Your code can return:
 * **{:ok, state}**: The match continues, and the new state is used for
 future calls.

 * **{:ok, state, rule_value}**: Returns a new state but also the **rule_value**
 is used as the result of the match. In YACC terms, rule_value would be the
 equivalent of $$ = ...

 * **{:error, error}**: The whole match is aborted and this error is thrown.

And your code will be called with the following bindings:

 * **state**: This is the state that you can pass when calling the initial
 **ABNF.apply** function, and is a way to keep state through the whole match,
 it can be whatever you like and can mutate through calls as long as your code
 can handle it.

 * **values**: When a rule is composed of different tokens
 (e.g: path = SEGMENT "/" SEGMENT) this contains a list with all the values of
 those tokens in order. In YACC terms, this would be the equivalent of using
 $1, $2, $3, etc. Note that a value here can be a reduced value returned by
 your own code in a previous rule.

 * **string_values**: Just like `values` but each value is a nested list of
 lists with all the characters that matched (you will usually want to flatten
 the list to get each one of the full strings).

## TODO
 * Implement [RFC7405](https://tools.ietf.org/html/rfc7405)

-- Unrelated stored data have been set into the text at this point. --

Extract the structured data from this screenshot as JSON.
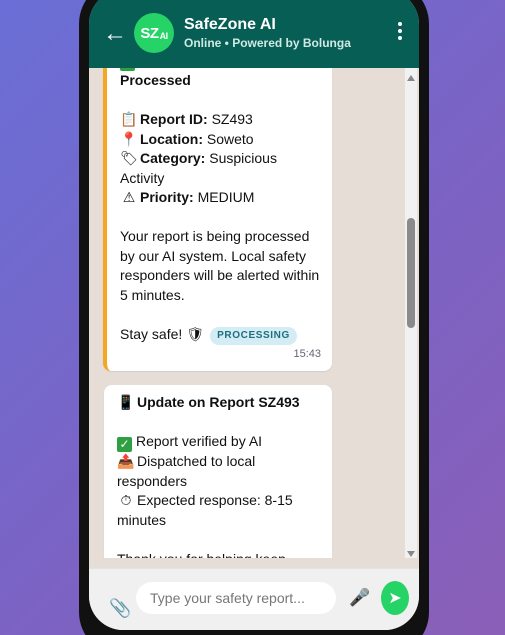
{
  "header": {
    "back_icon": "arrow-left-icon",
    "avatar_text": "SZ",
    "avatar_sub": "AI",
    "title": "SafeZone AI",
    "status": "Online • Powered by Bolunga",
    "menu_icon": "more-vertical-icon"
  },
  "messages": [
    {
      "heading": "Report Received & Processed",
      "report_id_label": "Report ID:",
      "report_id": "SZ493",
      "location_label": "Location:",
      "location": "Soweto",
      "category_label": "Category:",
      "category": "Suspicious Activity",
      "priority_label": "Priority:",
      "priority": "MEDIUM",
      "body": "Your report is being processed by our AI system. Local safety responders will be alerted within 5 minutes.",
      "signoff": "Stay safe!",
      "badge": "PROCESSING",
      "time": "15:43",
      "accent_color": "#f5a623"
    },
    {
      "heading": "Update on Report SZ493",
      "line1": "Report verified by AI",
      "line2": "Dispatched to local responders",
      "line3": "Expected response: 8-15 minutes",
      "line4": "Thank you for helping keep"
    }
  ],
  "composer": {
    "attach_icon": "paperclip-icon",
    "placeholder": "Type your safety report...",
    "mic_icon": "microphone-icon",
    "send_icon": "send-icon"
  },
  "colors": {
    "header_bg": "#075e54",
    "chat_bg": "#e6ddd6",
    "send_button": "#25d366",
    "badge_bg": "#d4ecf3"
  }
}
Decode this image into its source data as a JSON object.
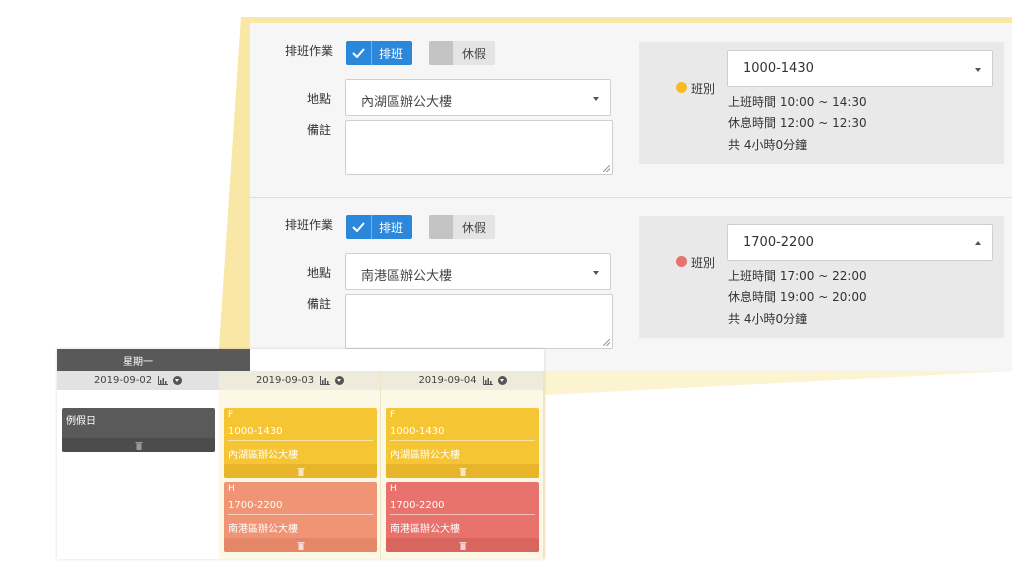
{
  "detail": {
    "entries": [
      {
        "work_label": "排班作業",
        "toggle_on_label": "排班",
        "toggle_off_label": "休假",
        "location_label": "地點",
        "location_value": "內湖區辦公大樓",
        "note_label": "備註",
        "note_value": "",
        "shift_label": "班別",
        "shift_value": "1000-1430",
        "shift_color": "#f5bc23",
        "work_hours": "上班時間 10:00 ~ 14:30",
        "break_hours": "休息時間 12:00 ~ 12:30",
        "total": "共 4小時0分鐘"
      },
      {
        "work_label": "排班作業",
        "toggle_on_label": "排班",
        "toggle_off_label": "休假",
        "location_label": "地點",
        "location_value": "南港區辦公大樓",
        "note_label": "備註",
        "note_value": "",
        "shift_label": "班別",
        "shift_value": "1700-2200",
        "shift_color": "#e8726c",
        "work_hours": "上班時間 17:00 ~ 22:00",
        "break_hours": "休息時間 19:00 ~ 20:00",
        "total": "共 4小時0分鐘"
      }
    ]
  },
  "calendar": {
    "weekday_header": "星期一",
    "columns": [
      {
        "date": "2019-09-02",
        "holiday_label": "例假日"
      },
      {
        "date": "2019-09-03",
        "cards": [
          {
            "code": "F",
            "time": "1000-1430",
            "location": "內湖區辦公大樓"
          },
          {
            "code": "H",
            "time": "1700-2200",
            "location": "南港區辦公大樓"
          }
        ]
      },
      {
        "date": "2019-09-04",
        "cards": [
          {
            "code": "F",
            "time": "1000-1430",
            "location": "內湖區辦公大樓"
          },
          {
            "code": "H",
            "time": "1700-2200",
            "location": "南港區辦公大樓"
          }
        ]
      }
    ]
  },
  "colors": {
    "accent_blue": "#2b87da",
    "card_yellow": "#f6c533",
    "card_orange": "#ef9474",
    "card_red": "#e8726c",
    "holiday_gray": "#5a5a5a"
  },
  "icons": [
    "check-icon",
    "caret-down-icon",
    "caret-up-icon",
    "chart-icon",
    "circle-chevron-icon",
    "trash-icon"
  ]
}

## Changes from 0.1.x to 0.2.x
 * In the reduce code the rule value is no longer the rule name, but the
 variable `rule`.
 * The grammar text no longer supports `cr` as the newline, one should always
 use `crlf`.
 * In the reduce code there are now available the following variables:
  * `rule`: The rule value
  * `string_values`: Like the old `tokens` variable, but contains a nested list
  of lists with the parsed strings.
  * `values`: Like the old `tokens` variable, but with the reduced values
  (could be a mixed nested list of lists containing char_lists and/or other
  kind of values).
 * Original rule names are now preserverd and only downcased, no replacements
 are done to chars (i.e: `-` to `_`).

## License
The source code is released under Apache 2 License.